After we had built a shack/hut/wend-house/shed/dwelling/cabin/home… after we had built a structure in which to live, the reclaimed rectangular slabs of cement (used for ‘slot-together’ walls in SA) stayed in place for a while, acting as a flat surface area on which to work.  We eventually had to decide on what was more useful – the working area, or another garden bed.  Considering that at that stage we had the humble abode and an outdoor kitchen (more on this later), we opted for a garden.  Specifically, a garden space in the form of a keyhole bed.
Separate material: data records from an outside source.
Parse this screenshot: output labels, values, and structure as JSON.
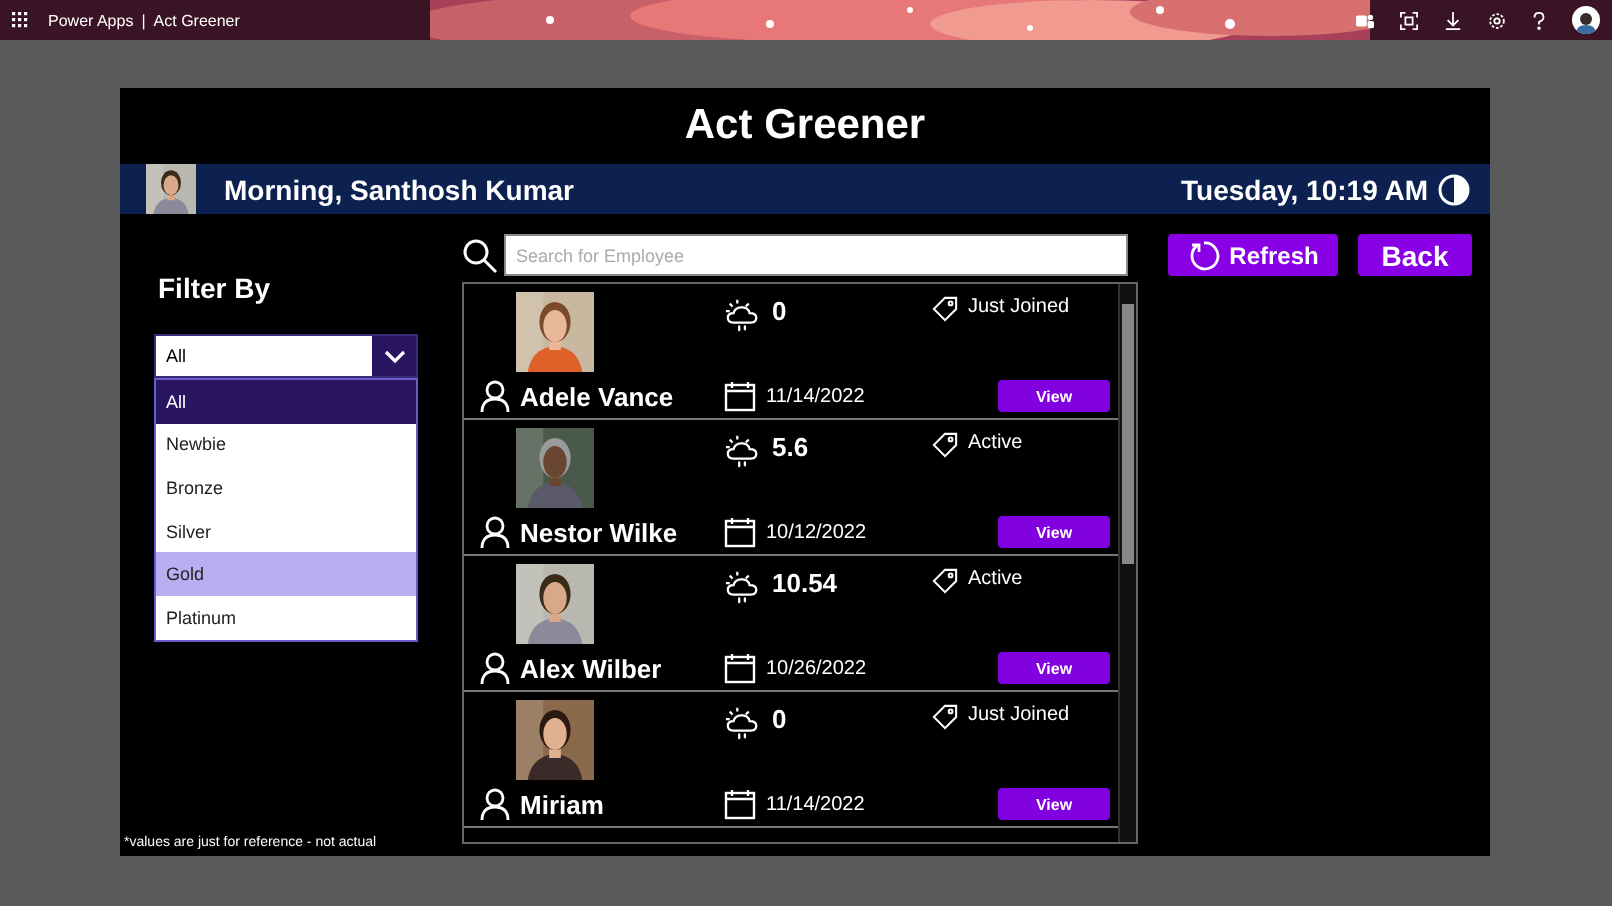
{
  "top_bar": {
    "app_name": "Power Apps",
    "separator": "|",
    "title": "Act Greener"
  },
  "app": {
    "title": "Act Greener",
    "greeting": "Morning, Santhosh Kumar",
    "datetime": "Tuesday, 10:19 AM"
  },
  "filter": {
    "label": "Filter By",
    "value": "All",
    "options": [
      {
        "label": "All",
        "selected": true,
        "highlighted": false
      },
      {
        "label": "Newbie",
        "selected": false,
        "highlighted": false
      },
      {
        "label": "Bronze",
        "selected": false,
        "highlighted": false
      },
      {
        "label": "Silver",
        "selected": false,
        "highlighted": false
      },
      {
        "label": "Gold",
        "selected": false,
        "highlighted": true
      },
      {
        "label": "Platinum",
        "selected": false,
        "highlighted": false
      }
    ]
  },
  "search": {
    "placeholder": "Search for Employee"
  },
  "buttons": [
    {
      "label": "Refresh",
      "kind": "refresh"
    },
    {
      "label": "Back",
      "kind": "plain"
    }
  ],
  "employees": [
    {
      "name": "Adele Vance",
      "score": "0",
      "status": "Just Joined",
      "date": "11/14/2022",
      "action": "View"
    },
    {
      "name": "Nestor Wilke",
      "score": "5.6",
      "status": "Active",
      "date": "10/12/2022",
      "action": "View"
    },
    {
      "name": "Alex Wilber",
      "score": "10.54",
      "status": "Active",
      "date": "10/26/2022",
      "action": "View"
    },
    {
      "name": "Miriam",
      "score": "0",
      "status": "Just Joined",
      "date": "11/14/2022",
      "action": "View"
    }
  ],
  "footnote": "*values are just for reference - not actual"
}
A keyhole bed is handy – it allows you to be able to access all parts of the bed, partly from the ‘outside’ of the bed, and partly from the inside, i.e. from the keyhole.  And it looks pretty cool too!  Ours is planted with carrots, tomatoes, strawberry corn, peppers, chives, cauliflower, beetroot, spinach, purple basil, and thyme.  Eggplant has also been added.

The method of bed preparation was: 1) remove reclaimed cement slabs! 2) Dig swale-holes in order to catch and retain as much water as possible under the bed. 3) Fill swale-holes with wood chip (any carbon matter will do). 4) Add alternating layers of soil and manure. 5) top with compost.

The final picture shows the keyhole bed a month after it was made; it has been planted with seeds for less than a month.  It has just been mulched with dried grass cuttings, which helps retain moisture in the increasingly hot South African summer days.